“Giudichiamo come un bene tutto quanto può contribuire a prevenire e scoraggiare malintenzionati e violenti e a tutelare gli infermieri dalle aggressioni nei pronto soccorsi, in corsia, sulle ambulanze, compresi l’aumento delle pene e la procedibilità d’ufficio. Giudichiamo positivamente anche le salette d’attesa dedicate ai parenti dei malati. Ma se non si portano in ospedale e sul territorio i 10mila infermieri persi durante il commissariamento, saranno sempre pannicelli caldi. In Campania la sanità ha urgente bisogno d’infermieri. È questa la vera emergenza”. Così Teresa Rea, presidente di Opi Napoli, in una nota sull’apertura di un’area dedicata ai parenti dei ricoverati al Pronto soccorso dell’ospedale Cardarelli.
“La notizia importante che giunge dal Cardarelli di Napoli – prosegue Rea – riguarda soprattutto la gestione di questa speciale struttura dedicata ai parenti dei ricoverati. Sull’esempio dell’ospedale Niguarda di Milano, dove sta avendo molto successo, sarà affidata infatti a un infermiere esperto in comunicazione”.
Una funzione, quella dell’infermiere comunicatore, che Rea giudica importante per evitare la sensazione di abbandono e di inefficienza: “E’ una figura che funge da raccordo tra familiari e struttura ospedaliera. Un trait d’union che riteniamo molto importante, anche perché apre a una nuova visione dell’assistenza in ospedale”.

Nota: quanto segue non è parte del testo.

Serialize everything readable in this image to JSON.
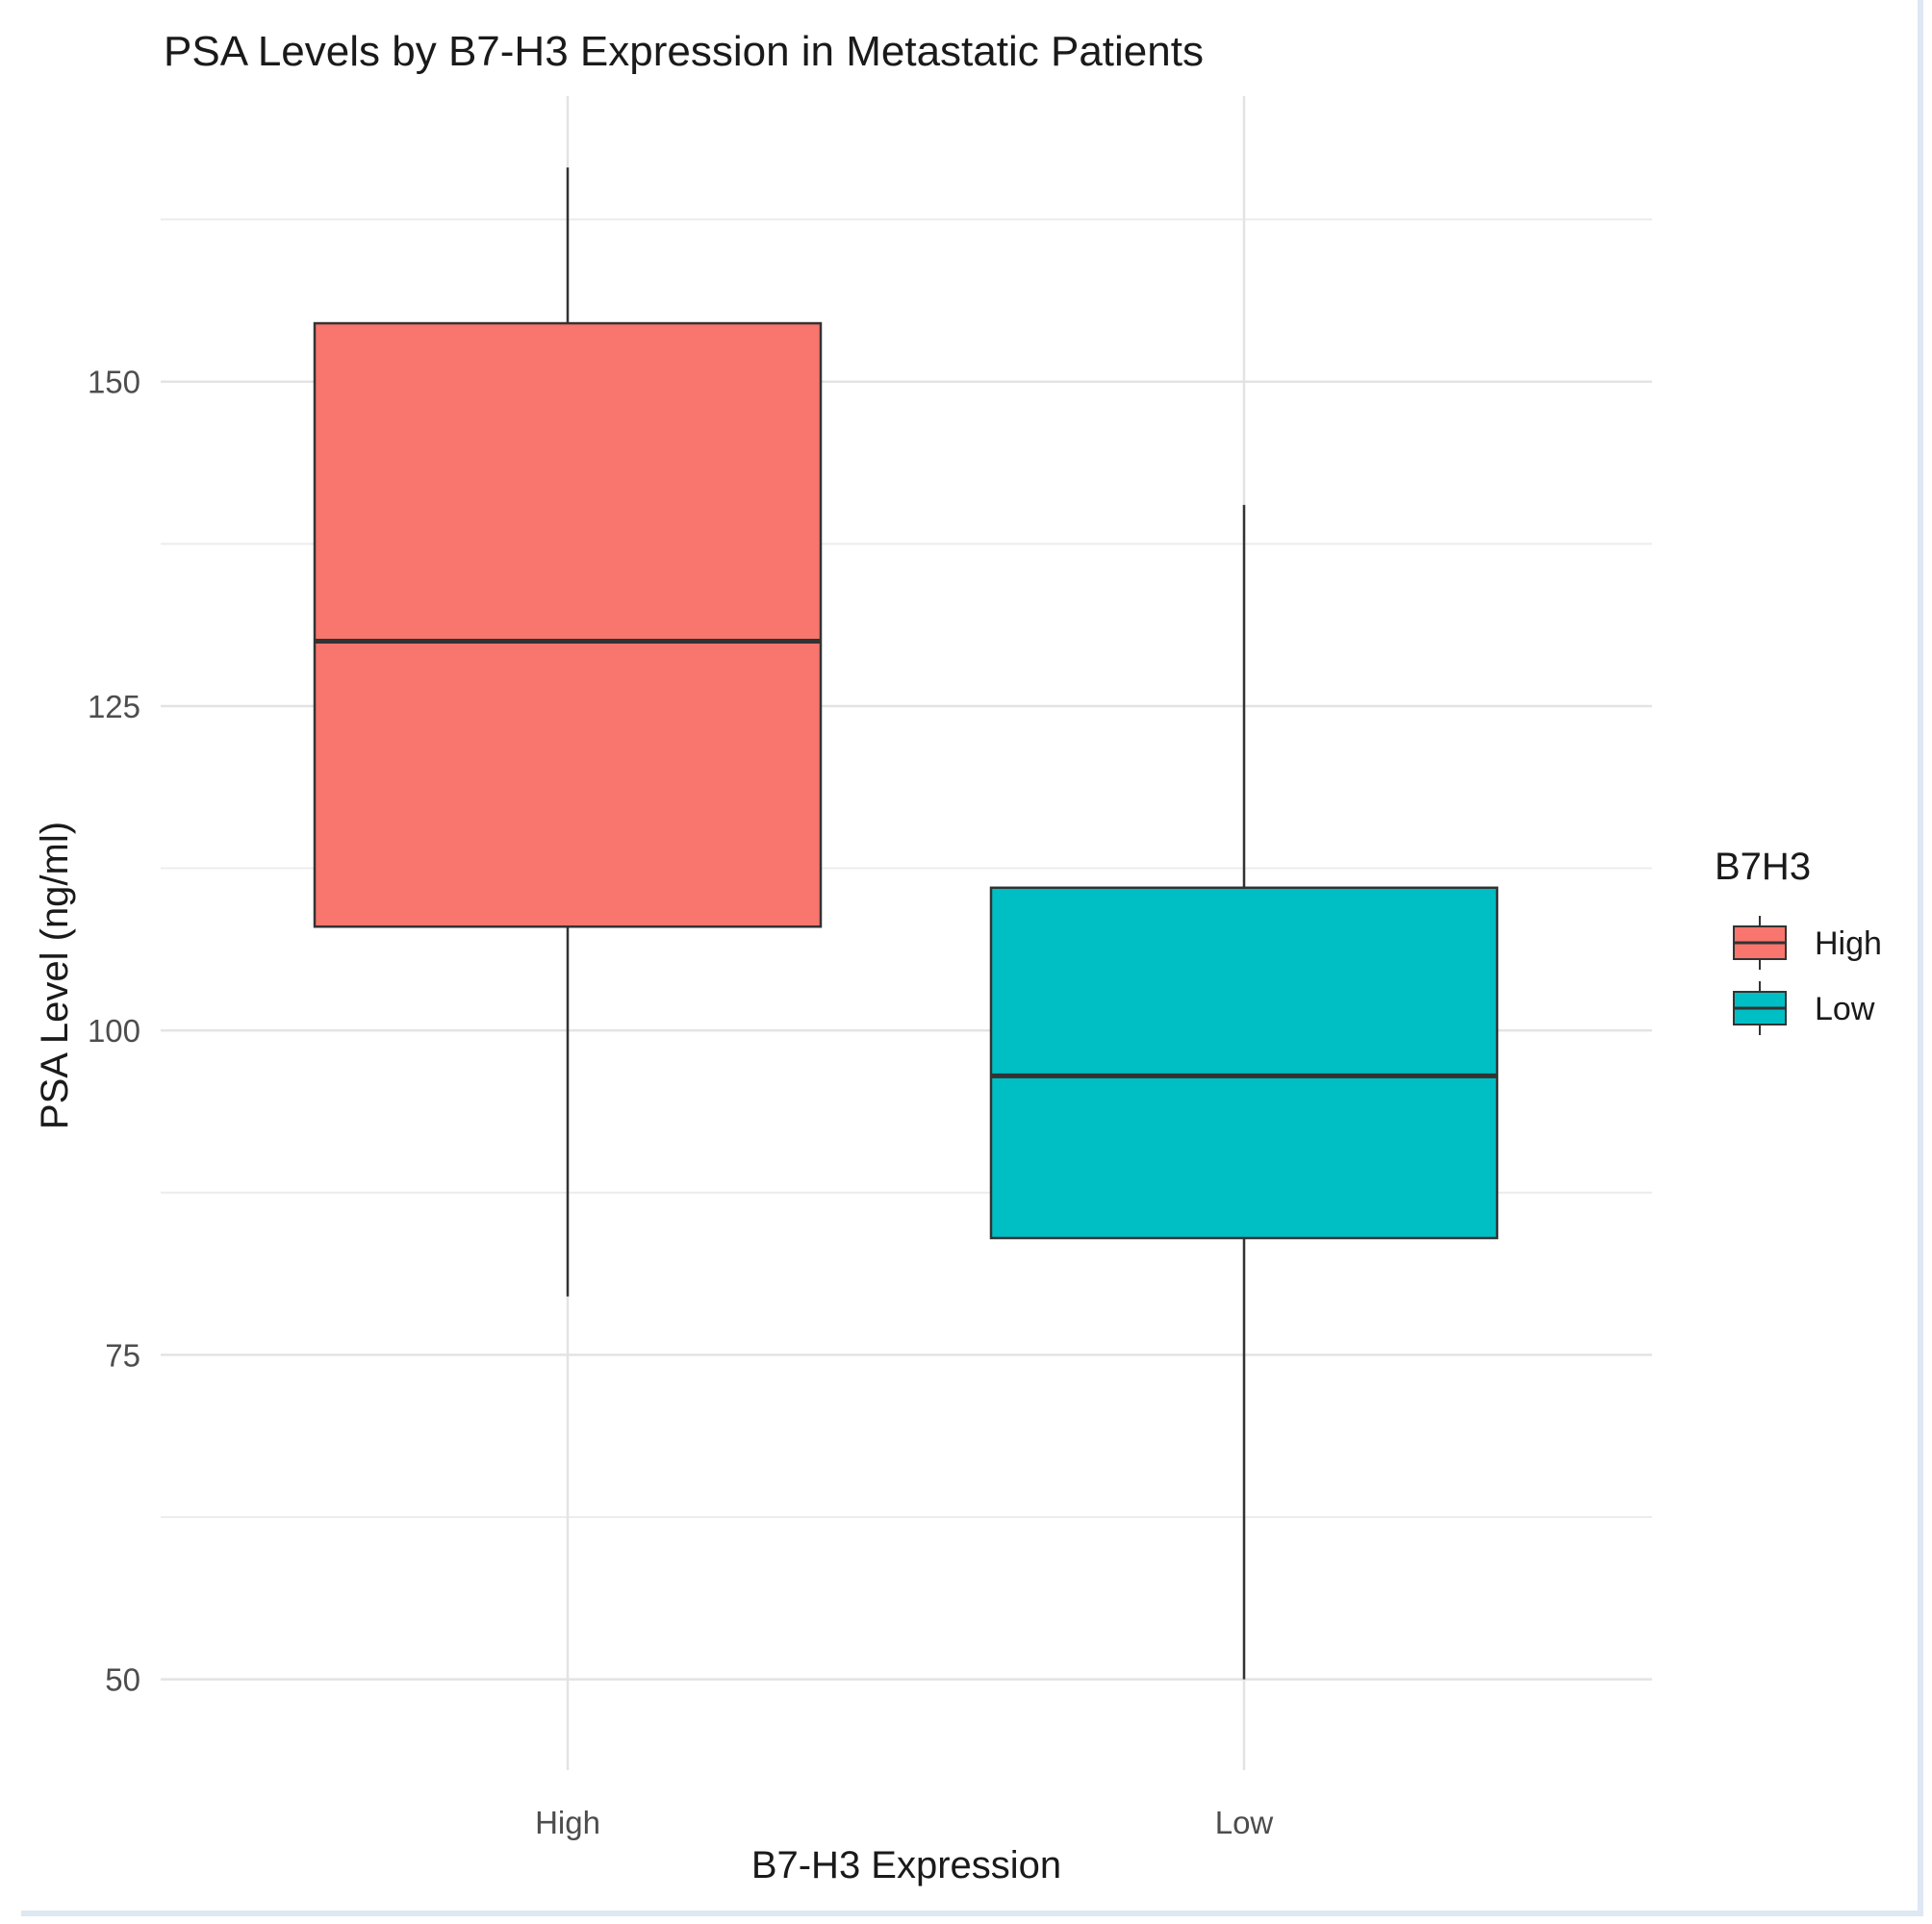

Sempre Rea: “Se ci si ostina a mantenere le logiche professionali vecchie e superate, non solo non si risolverà la barbarie delle aggressioni, ma con il tempo non si riuscirà a garantire più la sostenibilità del servizio pubblico. È diventato ormai vitale modificare tutto l’impianto delle professioni in Italia. Solo innovando le professioni, a partire da quella infermieristica, in ambito formativo, in ambito di esercizio professionale, in ambito di autonomia, si può garantire la sostenibilità del sistema e l’universalità del Servizio sanitario nazionale”.

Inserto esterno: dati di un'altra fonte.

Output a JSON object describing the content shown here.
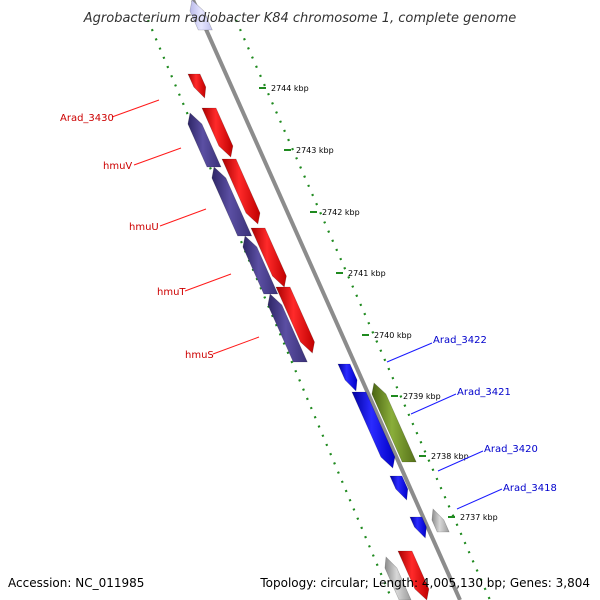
{
  "title": "Agrobacterium radiobacter K84 chromosome 1, complete genome",
  "footer": {
    "accession": "Accession: NC_011985",
    "topology": "Topology: circular; Length: 4,005,130 bp; Genes: 3,804"
  },
  "colors": {
    "backbone": "#8c8c8c",
    "dotted_guide": "#1f8a1f",
    "forward_gene": "#ff1a1a",
    "forward_label": "#cc0000",
    "reverse_gene": "#1a1aff",
    "reverse_label": "#0000cc",
    "operon": "#4a3f8c",
    "olive_gene": "#6b8e23",
    "grey_gene": "#b0b0b0"
  },
  "ticks": [
    {
      "label": "2744 kbp"
    },
    {
      "label": "2743 kbp"
    },
    {
      "label": "2742 kbp"
    },
    {
      "label": "2741 kbp"
    },
    {
      "label": "2740 kbp"
    },
    {
      "label": "2739 kbp"
    },
    {
      "label": "2738 kbp"
    },
    {
      "label": "2737 kbp"
    }
  ],
  "forward_labels": [
    {
      "label": "Arad_3430"
    },
    {
      "label": "hmuV"
    },
    {
      "label": "hmuU"
    },
    {
      "label": "hmuT"
    },
    {
      "label": "hmuS"
    }
  ],
  "reverse_labels": [
    {
      "label": "Arad_3422"
    },
    {
      "label": "Arad_3421"
    },
    {
      "label": "Arad_3420"
    },
    {
      "label": "Arad_3418"
    }
  ]
}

Conclude Rea: “In Campania siamo ancora più indietro rispetto alle altre regioni. Le iniquità nella redistribuzione dei fondi nazionali a sfavore, la conseguente carenza di personale, di posti letto e di strutture territoriali offrono all’utente un immagine decadente del servizio pubblico. Una percezione negativa che l’ammalato non accetta, riversando sugli operatori sanitari la frustrazione e la rabbia per un diritto, quello alle cure, non goduto”.